La victoria de Guaraní por 2-0 frente a General Caballero de Juan León Mallorquín, lograda ayer en el estadio Ka’arendy, podría tener el brío de un paso decisivo en la recta final del Clausura. Pero en realidad deja un sabor amargo: el Cacique aún no manda sobre su destino y su fútbol deja demasiado que desear
El partido arrancó con poca chispa. General Caballeroapenas hilvanó ideas, y Guaraní, lejos de desplegarse con convicción, sobrevivió a base de errores ajenos. El primer gol nació de un blooper: un saque de esquina ejecutado por Manzur encontró a Zaracho, que ganó la carrera con su marcador, y terminó empujando el balón hacia su propia red.
Los fantasmas volvieron con el VAR. Se anuló un penal para cada bando: primero por offside previo a una falta, luego por una supuesta mano que terminó siendo natural. Guaraní se salvó de la pena máxima, y el árbitro Colmán levantó el pito con justicia.
En el segundo tiempo, el equipo aurinegro apenas consiguió mantener la ventaja. No ofreció un ataque convincente ni demostró autoridad: cedió la iniciativa, dejó espacios y sufrió en defensa.

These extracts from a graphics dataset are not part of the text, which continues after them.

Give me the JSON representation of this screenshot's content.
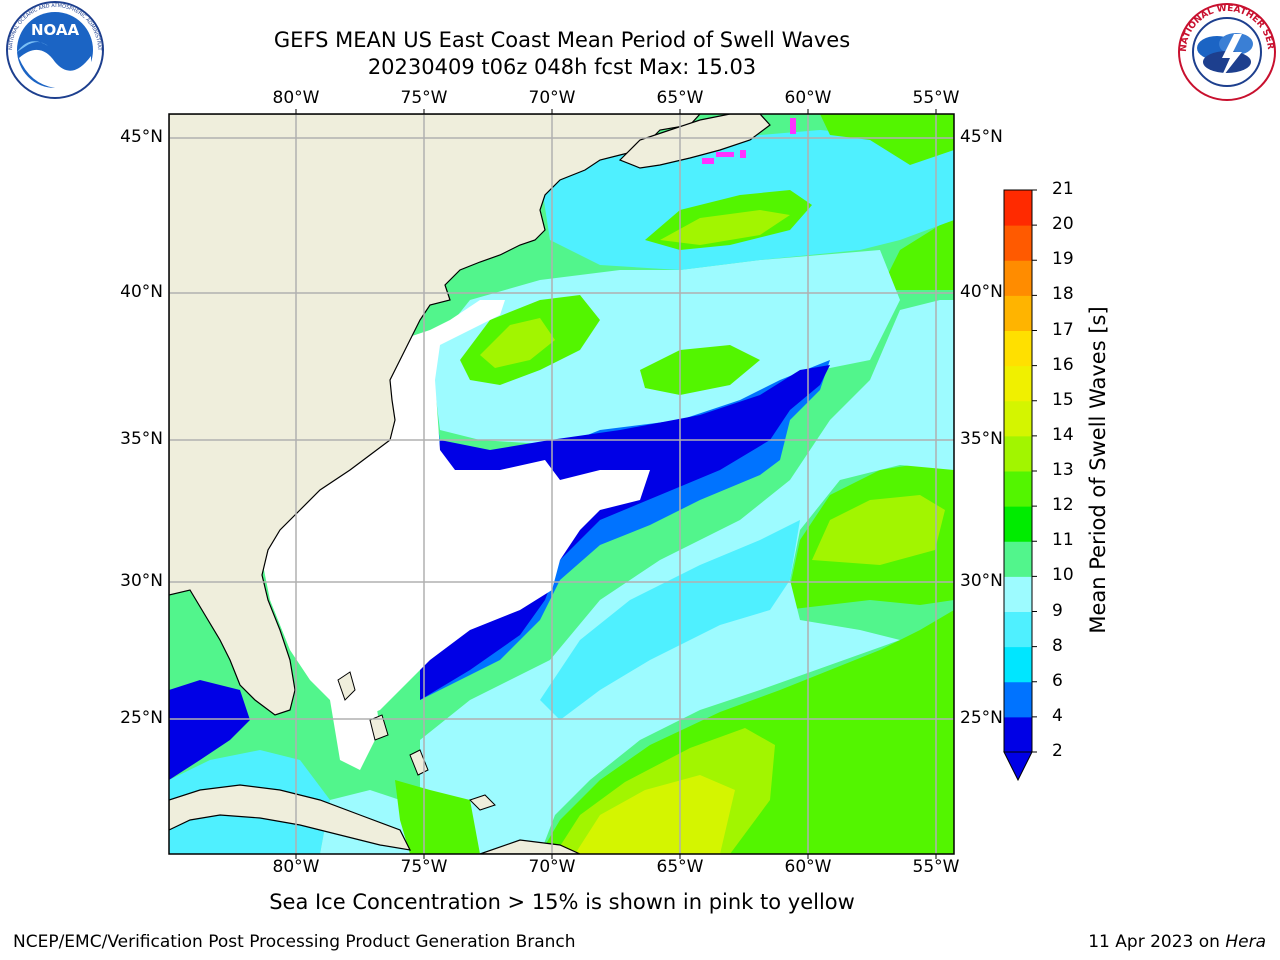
{
  "header": {
    "title_line1": "GEFS MEAN US East Coast Mean Period of Swell Waves",
    "title_line2": "20230409 t06z 048h fcst   Max: 15.03"
  },
  "logos": {
    "noaa": {
      "text": "NOAA",
      "ring_text": "NATIONAL OCEANIC AND ATMOSPHERIC ADMINISTRATION · U.S. DEPARTMENT OF COMMERCE"
    },
    "nws": {
      "ring_text": "NATIONAL WEATHER SERVICE"
    }
  },
  "map": {
    "lon_labels": [
      "80°W",
      "75°W",
      "70°W",
      "65°W",
      "60°W",
      "55°W"
    ],
    "lat_labels": [
      "45°N",
      "40°N",
      "35°N",
      "30°N",
      "25°N"
    ],
    "colors": {
      "land": "#efeedc",
      "gridline": "#b0b0b0",
      "no_data": "#ffffff",
      "sea_ice": "#ff33ff"
    }
  },
  "colorbar": {
    "label": "Mean Period of Swell Waves [s]",
    "ticks": [
      "2",
      "4",
      "6",
      "8",
      "9",
      "10",
      "11",
      "12",
      "13",
      "14",
      "15",
      "16",
      "17",
      "18",
      "19",
      "20",
      "21"
    ],
    "colors": [
      "#0000e6",
      "#0073ff",
      "#00e6ff",
      "#4ff0ff",
      "#9dfbff",
      "#52f58c",
      "#00ec00",
      "#53f500",
      "#a2f500",
      "#d4f500",
      "#f0f000",
      "#ffe000",
      "#ffb400",
      "#ff8c00",
      "#ff5a00",
      "#ff2a00"
    ],
    "under_color": "#0000e6"
  },
  "note": "Sea Ice Concentration > 15% is shown in pink to yellow",
  "footer": {
    "left": "NCEP/EMC/Verification Post Processing Product Generation Branch",
    "date": "11 Apr 2023 on",
    "machine": "Hera"
  }
}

Los rojos de Mallorquín apretaron con saques de esquina, pero siempre chocaron ante errores propios o un Guaraní que mostraba más sustancia en la defensa que brillantez en el ataque. En el final, llegó el segundo gol de la mano de Richar Torales, con garra y envío largo de Aldo Pérez, más como un destello aislado que como producto de un plan poderoso.
Lo más grave de este triunfo no es solo la fragilidad del juego, sino que Guaraní no depende de sí mismo para ser campeón. Aun con estos tres puntos, las posibilidades matemáticas lo mantienen vivo, pero su fútbol ya no convence.
En síntesis, Guaraní ganó, sí, pero lo hizo de la forma más precaria posible. No luce como un campeón genuino: parece más un sobreviviente aferrado a una esperanza sin vida que a una ambición real. Si quiere levantar la copa, deberá mejorar mucho más que lo que mostró hoy y depender de Tembetary.